Enquanto lia as declarações do procurador Lopes da Mota ao DN de sábado achei por bem cravar as unhas na minha própria carne para ter a certeza de que estava acordado. É certo que alguns jornais pintam um quadro negro das chamadas "pressões", envolvendo o ministro Alberto Costa e supostas ameaças de represálias a quem está a investigar o caso Freeport.

Mas eu cá estou-me nas tintas para o quadro negro quando tenho o próprio Lopes da Mota a admitir ao DN que disse aos dois procuradores que lideram a investigação, e cito: "O que eu sei é que o primeiro-ministro quer isto esclarecido rapidamente." Notem bem. Isto não são palavras de Manuela Moura Guedes. Isto não é uma investigação de Felícia Cabrita. Isto não é um editorial de José Manuel Fernandes. Isto são palavras que o próprio procurador Lopes da Mota disse que disse. Pergunto: como é possível ele manter-se no cargo depois de confessar publicamente que no seu entendimento os desejos do primeiro-ministro devem ser tidos em conta na investigação do Freeport?
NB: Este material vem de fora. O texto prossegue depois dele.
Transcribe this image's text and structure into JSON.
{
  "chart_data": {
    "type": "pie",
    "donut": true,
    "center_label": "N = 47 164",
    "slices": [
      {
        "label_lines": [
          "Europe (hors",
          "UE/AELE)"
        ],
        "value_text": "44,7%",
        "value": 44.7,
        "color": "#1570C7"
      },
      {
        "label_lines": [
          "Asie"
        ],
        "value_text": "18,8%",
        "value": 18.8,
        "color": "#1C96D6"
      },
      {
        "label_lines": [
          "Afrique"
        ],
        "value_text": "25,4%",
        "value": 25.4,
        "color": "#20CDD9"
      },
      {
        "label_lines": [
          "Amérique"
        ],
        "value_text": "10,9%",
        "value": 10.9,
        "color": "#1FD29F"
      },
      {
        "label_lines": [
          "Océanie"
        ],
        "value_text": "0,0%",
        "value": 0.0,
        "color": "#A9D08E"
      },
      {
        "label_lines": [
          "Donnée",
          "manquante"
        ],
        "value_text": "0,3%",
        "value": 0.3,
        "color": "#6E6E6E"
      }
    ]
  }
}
Há aqui uma questão sensível que é saber o que chamar a José Sócrates neste caso. Arguido, ele não é. Suspeito, também nos disseram que não. Testemunha, ainda não foi. Envolvido, parece um bocado mal. O melhor é chamar-lhe alguém-vagamente-relacionado-com-o-caso Freeport. Ora, desde quando é que os estados de espírito de alguém-vagamente-relacionado-com qualquer caso com fortes suspeitas de corrupção são matéria de preocupação para os investigadores? Durante os últimos dias eu ouvi falar tanto de pressões que parecia estar a assistir a um infindável boletim meteorológico de Anthímio de Azevedo. Mas há limites para tudo. Ou se cria o conceito de "socratete" para quem continua a garantir que José Sócrates é um anjo que paira imaculado sobre Alcochete e que não deve justificações a ninguém, ou a justiça pára com a tremedeira de pernas e faz finalmente o que tem a fazer. Quer isto dizer que o deve acusar? Não. Quer isto dizer que o deve escutar. Como há muito o teria feito se o alguém-vagamente-relacionado-com-o-caso não se chamasse José Sócrates.

Nota final: Como é do conhecimento público, José Sócrates decidiu processar-me por difamação, devido a um artigo de 3 de Março em cuja primeira frase o seu nome coabitava com o de Cicciolina. Por muito tentadora que possa parecer a ideia de ir a tribunal discutir tangentes entre o primeiro-ministro e a ex-deputada italiana, há que fazer justiça ao engenheiro Sócrates e ao escritório de advogados do dr. Proença de Carvalho e esclarecer que fui processado por muitas frases desse artigo, mas nenhuma delas inclui antigas estrelas de cinema pornográfico. Lamento pôr em causa tanta criatividade textual e visual que saiu em meu auxílio na blogosfera, mas opiniões são opiniões - e factos são factos.